Samuel Câmara estava folheando uns rascunhos seus sobre as vidas de sua clientela na sua seita ou a fornecedora de dinheiro que alegadamente ele lava para a sua talvez off-shore em algum paraíso fiscal, aquela paupérrima concorrente da Roma Sagrada, a tal Assembleia de Deus de Belém do Pará.
- Completos idiotas. Ha ha ha!
Ele passava uma vista d'olhos na papelada como quem conta batatas, mas que causaria espécie para uma pessoa que não fosse um psicopata como ele aquelas affaire das dores humanas sacudidas pela pressa dos dias atuais.
- Idiotas, idiotas, idiotas e mais idiotas. Cafonas, pobres, feios, enfim, protestantes... Os católicos pelo menos são mais inteligentes e têm estilo. Ha ha ha!
Entra Rebekah Câmara, estrábica com cara de demente e cabelo tingido de palha de milho, a esposa de Samuel Câmara:
- Marcelo Campelo foi discreto no Instagram ao criticar o seu aluguel do Centenário Centro de Convenções. O que o psiquiatra disse para você, Samuel, sobre o medo?
De repente o contador de batatas percebeu-as quentes, a remembrança do medo sentido por um psicopata como ele.
- Sim... Eu sou complicado quando sinto medo. Ninguém me entende. Ninguém me entende. Ninguém me entende. - Ele tremia - O desprezo é grande a nós, psicopatas.
Samuel Câmara, o suspeito de ser um marginal comum para a Polícia Federal torna-se vulnerável, o medo, é a ferida na terrível pedra de gelo psicopatológica.
- Marcelo Campelo era meu chegado. Aquele doido do passado que me xingou, escapou-me pela mão.
Em algum lugar de Belém do Pará.
- Aquele marginal é complicado. - Diz a esposa, uma moça gorda e loura com aspecto de bonachona, de Marcelo Campelo ao marido.

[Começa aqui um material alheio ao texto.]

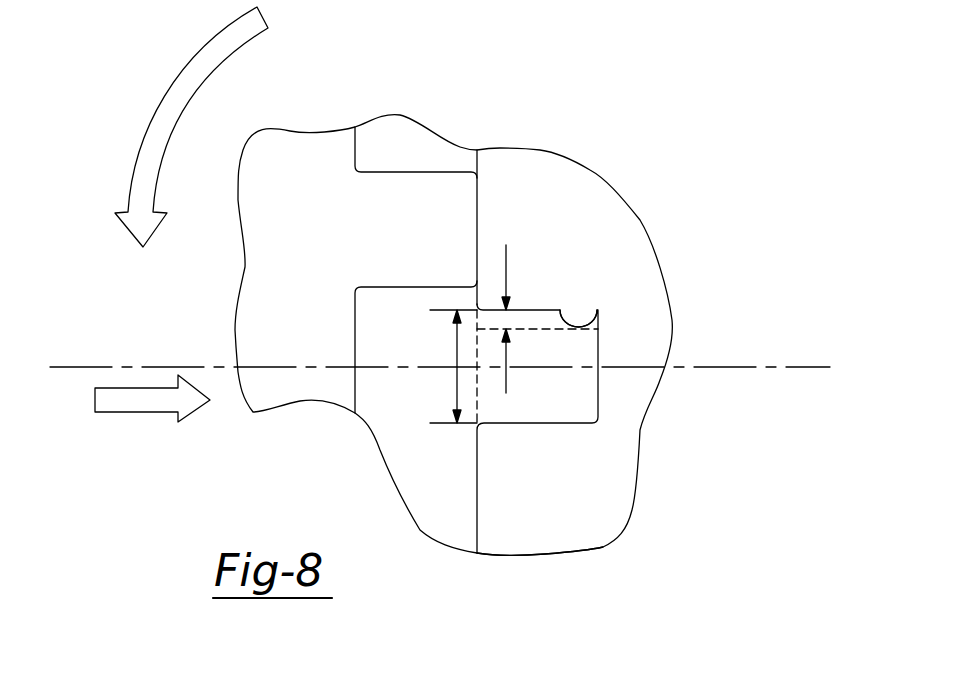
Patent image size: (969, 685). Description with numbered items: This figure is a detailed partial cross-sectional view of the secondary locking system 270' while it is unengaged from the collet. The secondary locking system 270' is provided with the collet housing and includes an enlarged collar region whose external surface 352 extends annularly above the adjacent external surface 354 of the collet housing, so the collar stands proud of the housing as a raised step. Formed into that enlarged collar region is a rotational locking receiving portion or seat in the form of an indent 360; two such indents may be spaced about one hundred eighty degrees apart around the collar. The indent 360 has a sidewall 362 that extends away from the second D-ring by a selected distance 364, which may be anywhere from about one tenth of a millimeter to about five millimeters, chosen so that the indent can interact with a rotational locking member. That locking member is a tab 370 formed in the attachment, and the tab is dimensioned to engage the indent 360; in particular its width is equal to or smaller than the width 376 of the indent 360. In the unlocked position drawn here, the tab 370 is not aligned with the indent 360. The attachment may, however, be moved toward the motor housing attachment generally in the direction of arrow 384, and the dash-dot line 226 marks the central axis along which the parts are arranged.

The axis 226 is at (783, 367).
The secondary locking system 270' is at (494, 296).
The external surface 352 is at (613, 515).
The external surface of the collet housing 354 is at (382, 152).
The indent 360 is at (599, 391).
The sidewall 362 is at (573, 327).
The distance 364 is at (503, 318).
The tab 370 is at (440, 203).
The width of the indent 376 is at (455, 385).
The arrow 384 is at (137, 410).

- Eu rompi com o Samuel Câmara, eu disse para aquele jornalista. - Comentou Marcelo Campelo um rapaz obeso e muito dedicado, apesar do protestantismo em si, um tipo de sussurro aos hoi sophoi de uma sophia da famigerada gnosis por meio fiduciário? - Quero distância dele. - Concluiu ele.
Em uma clínica psiquiátrica em algum outro lugar de Belém do Pará.
- Para mim esse Samuel Câmara tinha que acabar em um manicômio judiciário. O sujeito é perigoso, tem o destino de muitos em suas garras. Eu soube que ele grita e trata mal os seus subordinados, é o medo transformando em gelo em quebradiças escamas do bloco de gelo da psicopatologia. Eu percebo, ele imita os melhores sentimentos como quem recita os versos de uma canção sem nunca ter ouvido a canção. Ele não me engana. Deus queira que nenhum zumbi psicopatológico nunca me engane. Aquele marginal Samuel Câmara é complicado para os leigos. - Disse em um gravador de áudio no celular com ar de galã e grisalho, o psiquiatra de Samuel Câmara.
Em um casebre de madeira no bairro da Terra Firme (Montese) de Belém do Pará.
- Porco ateu! Tu bebes na tua adega em teu apartamento luxuoso como o teu irmão falsário, Silas Câmara, que tu vives às custas dos idiotas que te sustentam! Rezar nunca rezas! - Vociferava a entidade demoníaca em um exorcismo feito por Samuel Câmara. As pessoas ao redor "oravam" com fervor, mãos espalmadas como é o costume sui generis pentecostal protestante.
Samuel Câmara pensava: "Maldição esta coisa de demônio, exorcismo, a entidade diz toda a verdade a meu respeito. Filha da puta."
- Off-shore! Off-shore! Tu beijaste a minha bunda no Panamá com o dinheiro lavado do tráfico de drogas e das milícias, Samuel! Berrava o demônio com a língua para fora. A janela esverdeada de madeira do aposento sacudia.
- Cale-se, e saia em nome de Jesus! - Gritara ele não por devoção religiosa alguma, mas porque naquele instante de exorcismo, sentia o medo das verdades que o demônio pronunciava.
As mulheres "orando" no exíguo quarto do rapaz possesso permaneciam de olhos fechados parecendo não crer em nenhuma das palavras do demônio como Ana mulher de Elcana seus lábios mexiam-se dizendo:
- Em nome de Jesus! Em nome de Jesus! ... ...
- Samuel Câmara, marginal, tarado, maldito, porco ateu, comunista, capitalista selvagem, herege! Tu és um marginal complicado só para quem não é psicopata como tu! - Soltando um agudo grito a entidade diabólica saiu do jovem.